In some years, Brito manages to publish seven books. In others, the number of publications was not more than one.
He says it is a rewarding job, but also challenging.
"The main obstacle is logistics, as we have great difficulty distributing these books. From here, I can supply bookstores in Belém and a few ones in the State of Pará. So, the strength of our work is the internet, as Amazon company. Logistics is complicated in a continental-sized state and the number of bookstores in the region is very small, this scenario makes it difficult. We try to sell the book as affordable as possible, so we try to sell it for less than R$ 50. Eighty percent of our books are available in e-book version, which also helps. Besides, we are always opening calls for new authors", says Girotto de Brito, who runs the company with his wife, both of them do a little of everything.
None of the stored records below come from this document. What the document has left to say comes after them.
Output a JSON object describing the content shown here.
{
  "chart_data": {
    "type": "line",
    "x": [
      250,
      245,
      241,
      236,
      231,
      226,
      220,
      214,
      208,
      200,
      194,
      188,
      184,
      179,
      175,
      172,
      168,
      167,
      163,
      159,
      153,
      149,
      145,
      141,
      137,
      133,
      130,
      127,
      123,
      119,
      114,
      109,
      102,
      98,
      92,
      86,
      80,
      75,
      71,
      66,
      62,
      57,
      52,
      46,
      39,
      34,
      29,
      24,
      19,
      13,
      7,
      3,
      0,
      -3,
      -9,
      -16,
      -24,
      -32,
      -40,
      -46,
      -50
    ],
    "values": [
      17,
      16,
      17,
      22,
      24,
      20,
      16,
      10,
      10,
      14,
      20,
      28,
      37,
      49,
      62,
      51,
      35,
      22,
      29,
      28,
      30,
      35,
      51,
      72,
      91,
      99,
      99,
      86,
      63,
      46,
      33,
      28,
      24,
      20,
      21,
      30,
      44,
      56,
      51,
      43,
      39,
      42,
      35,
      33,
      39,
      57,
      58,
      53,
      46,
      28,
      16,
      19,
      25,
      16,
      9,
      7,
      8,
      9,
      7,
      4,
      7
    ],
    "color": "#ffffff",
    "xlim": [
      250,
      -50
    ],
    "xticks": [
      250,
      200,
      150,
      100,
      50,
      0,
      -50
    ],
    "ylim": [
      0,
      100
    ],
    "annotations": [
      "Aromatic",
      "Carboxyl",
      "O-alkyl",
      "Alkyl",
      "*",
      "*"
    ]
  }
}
Characters from contemporary Belém arrive in France
Unlikely much of the region's canonical literature, writer Edyr Augusto Proença's focus is not on forests, rivers and beings of flesh or imagination.
It is in the dead of night on the streets of Belém that he seeks inspiration for his characters, among criminals and escort girls, always filled with a lot of perversion and sensitivity, between crimes and love.
For "Os Éguas" (1998), Edyr won the Caméléon Prize from the University of Lyon and became a success in France, with several subsequent works also translated to French.
"I'm amazed at the level of foreign interest in the stories, but I'm from Belém and my dream is that my own people read my book. I want people to recognize the streets where the stories take place", he confesses.
Edyr Augusto, who also writes theatre plays, says that he managed a theater that operated in the red-light district of the capital of Pará.
There, he used to always talk to everyone around, for instance, a friendly drug dealer or a stressed car watcher.
Not being judgmental to anyone, he realized that people were approaching, getting things off their chests, complaining about life and telling stories.
"You learn the cadence of the melody, the speech, the stories, the vocabulary. I don't want the reader to read a chapter and go to sleep. Every writer has their own method and mine is quite delirious, frenetic. I write like someone who lives that in real time and I don't plan anything. I think about the first 15 lines at most, because they are decisive for the reader to continue", he reveals.
Known for his short paragraphs and quick sentences, Edyr Augusto is also notable for the merciless hyperrealism how he describes Belém. There are those ones who criticize him, but he keeps calm and very aware of his role:
"Some people complain a little that I say not very nice things about my city. But I think the opposite. Once someone told me that my journalistic vein resulted in books as a high dose of denunciation. And that's what the artist does. If I write something, I also think about showing the world as it is, in the hope that it can be changed for the better".